Judicial Hypocrisy
New South Wales has just completed what is claimed to be the most comprehensive survey in history of prisoners within that state's prison system.
It reports: "One in six inmates was aware of a sexual assault in jail in the past year, one in three had used drugs on the inside and half of inmates considered it 'easy' to get them."
If we were to ask how many prosecutions have taken place for sexual assaults or drug use in prisons, we would doubtless find the number to be cuddling zero. Once again this highlights the bankruptcy of the prison institution and of the state in its approach to it. (We believe that it is safe to assume that prison life in NSW is roughly equal to reality in New Zealand.)
So, in this most vicious and degrading manifestation of modern slavery, which is the prison system, we are apparently justified in concluding:
1. That sexual assault and prison rape is OK. It's a crime outside, but inside it's tolerable and tolerated.
2. That drug use in prison is OK. It's a criminal activity outside, but inside, it's OK.
If we are not entitled to draw these conclusions, then why aren't the police and corrections staff investigating and prosecuting crime within the prison system? Clearly they are not, or they must be the most inept and ineffectual policing ministries imaginable. Here is a captive population; accessible at all times to police detectives and investigators; susceptible to infiltration by undercover officers--the list goes on. Surely it's not that hard.
So, since the police are clearly neither inept nor ineffectual in their professional duties, the only other possible alternative is that the government is willing to tolerate crime in prison.

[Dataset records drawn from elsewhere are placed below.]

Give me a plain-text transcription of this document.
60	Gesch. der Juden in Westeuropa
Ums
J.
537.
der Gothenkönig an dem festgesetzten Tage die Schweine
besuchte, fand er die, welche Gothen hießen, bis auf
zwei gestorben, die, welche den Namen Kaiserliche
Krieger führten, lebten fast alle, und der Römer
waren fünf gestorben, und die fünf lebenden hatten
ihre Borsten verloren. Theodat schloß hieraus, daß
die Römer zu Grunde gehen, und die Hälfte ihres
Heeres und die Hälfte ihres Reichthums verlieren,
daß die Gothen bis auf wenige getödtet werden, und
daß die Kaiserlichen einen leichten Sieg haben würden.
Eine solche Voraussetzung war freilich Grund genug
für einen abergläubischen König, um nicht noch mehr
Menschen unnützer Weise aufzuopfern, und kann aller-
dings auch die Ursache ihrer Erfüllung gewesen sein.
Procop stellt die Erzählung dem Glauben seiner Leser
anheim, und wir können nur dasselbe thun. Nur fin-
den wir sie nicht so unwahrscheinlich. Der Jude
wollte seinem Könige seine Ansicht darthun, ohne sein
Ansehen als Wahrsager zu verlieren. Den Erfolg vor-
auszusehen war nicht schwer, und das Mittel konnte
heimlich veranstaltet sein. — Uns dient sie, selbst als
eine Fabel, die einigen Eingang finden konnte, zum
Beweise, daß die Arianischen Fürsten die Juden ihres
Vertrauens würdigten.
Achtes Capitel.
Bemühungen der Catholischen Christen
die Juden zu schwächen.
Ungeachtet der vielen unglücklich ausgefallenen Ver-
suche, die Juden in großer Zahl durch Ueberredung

We call for a zero tolerance policy toward all crime committed within prisons. If society and the government and the electorate is going to continue with the modern prison system, it has to front up and do it properly, justly, ethically, and fairly. Winking the eye at prison crime is none of these. It remains an enduring shame and blight upon the community. The government is being derelict in one of its fundamental and most basic duties.